Using solar energy in sub-Saharan Africa: If only progress moved faster

Solar-powered water heaters sit on rooftops at the Mercy Sisters' convent in northern Zambia. (Courtesy of the Sisters of Mercy)

After a recent personal experience in Tanzania and Malawi of electrical blackouts, cold showers, limited or no internet, cooking with charcoal, and the sight of mountains stripped of trees, I was reminded of a project I started in November 2016 to research how sisters in sub-Saharan Africa use solar energy.

I was motivated to continue it when sisters at the Association of Consecrated Women of East and Central Africa, or ACWECA, gathering in late August in Dar Es Salaam, Tanzania, questioned me about what I had found.
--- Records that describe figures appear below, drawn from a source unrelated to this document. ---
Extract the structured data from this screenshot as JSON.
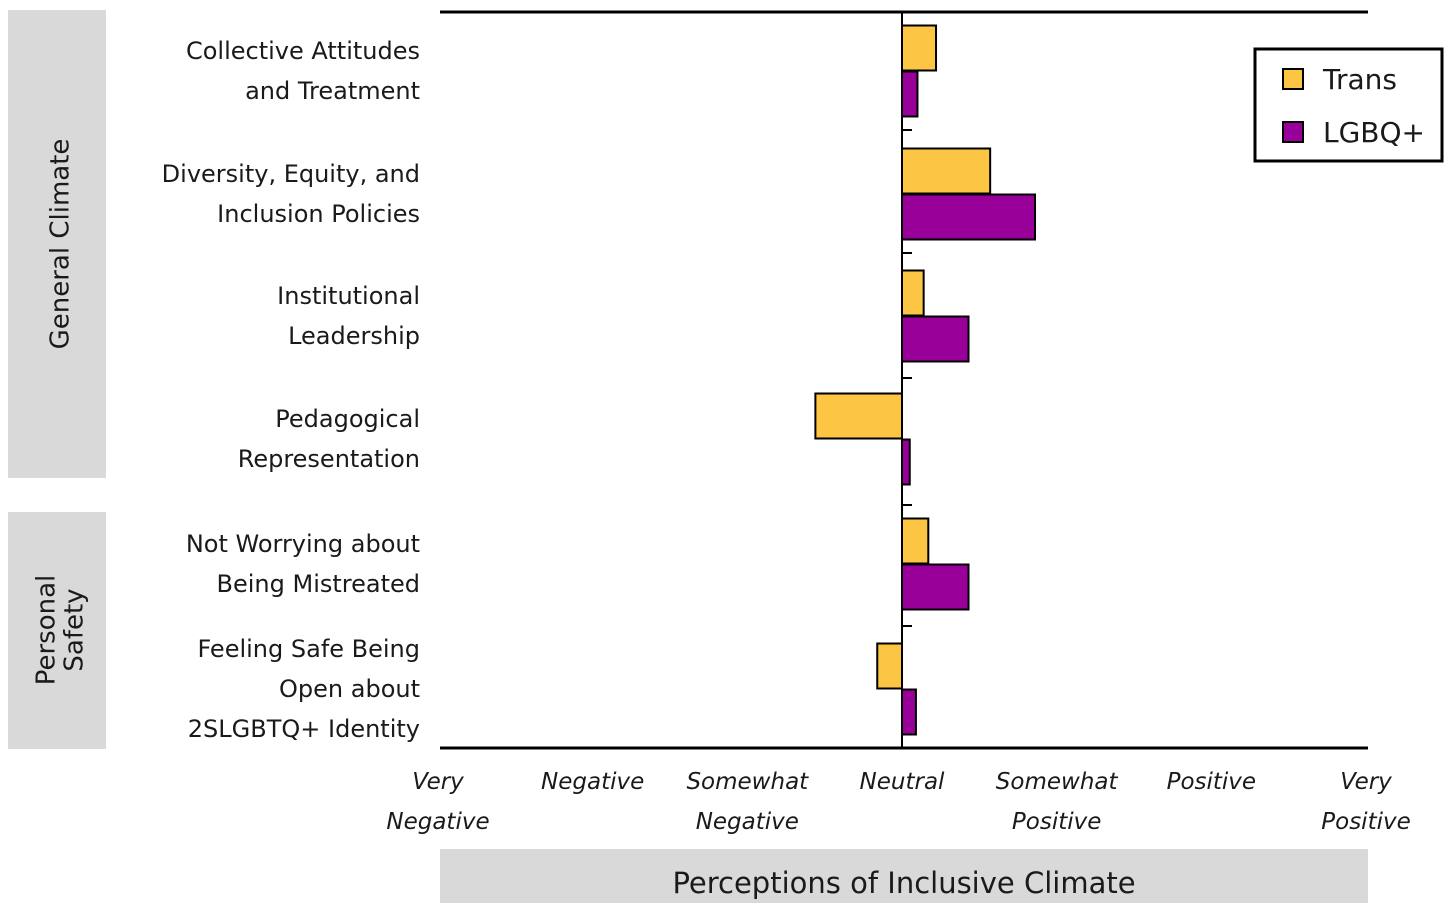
{
  "chart_data": {
    "type": "bar",
    "orientation": "horizontal",
    "xlabel": "Perceptions of Inclusive Climate",
    "xlim": [
      -3,
      3
    ],
    "x_ticks": [
      {
        "value": -3,
        "lines": [
          "Very",
          "Negative"
        ]
      },
      {
        "value": -2,
        "lines": [
          "Negative"
        ]
      },
      {
        "value": -1,
        "lines": [
          "Somewhat",
          "Negative"
        ]
      },
      {
        "value": 0,
        "lines": [
          "Neutral"
        ]
      },
      {
        "value": 1,
        "lines": [
          "Somewhat",
          "Positive"
        ]
      },
      {
        "value": 2,
        "lines": [
          "Positive"
        ]
      },
      {
        "value": 3,
        "lines": [
          "Very",
          "Positive"
        ]
      }
    ],
    "categories": [
      {
        "lines": [
          "Collective Attitudes",
          "and Treatment"
        ]
      },
      {
        "lines": [
          "Diversity, Equity, and",
          "Inclusion Policies"
        ]
      },
      {
        "lines": [
          "Institutional",
          "Leadership"
        ]
      },
      {
        "lines": [
          "Pedagogical",
          "Representation"
        ]
      },
      {
        "lines": [
          "Not Worrying about",
          "Being Mistreated"
        ]
      },
      {
        "lines": [
          "Feeling Safe Being",
          "Open about",
          "2SLGBTQ+ Identity"
        ]
      }
    ],
    "groups": [
      {
        "lines": [
          "General Climate"
        ],
        "categories": [
          0,
          1,
          2,
          3
        ]
      },
      {
        "lines": [
          "Personal",
          "Safety"
        ],
        "categories": [
          4,
          5
        ]
      }
    ],
    "series": [
      {
        "name": "Trans",
        "color": "#FCC543",
        "values": [
          0.22,
          0.57,
          0.14,
          -0.56,
          0.17,
          -0.16
        ]
      },
      {
        "name": "LGBQ+",
        "color": "#990099",
        "values": [
          0.1,
          0.86,
          0.43,
          0.05,
          0.43,
          0.09
        ]
      }
    ],
    "legend": {
      "position": "top-right"
    }
  }
}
My original inspiration for this blog was the United Nations sustainable development goal No. 7, which is to promote alternative energy sources by 2030. I began to wonder about sisters' use of renewables. I had come across some examples during my time as director of the Conrad N. Hilton Fund for Sisters, but did not collect any data. (The Conrad N. Hilton Fund for Sisters was established by the Conrad N. Hilton Foundation, which funds Global Sisters Report.)

Being most familiar with Zambia, I decided to ask the Zambia Association of Sisterhoods to distribute a questionnaire to the membership on their use of solar power.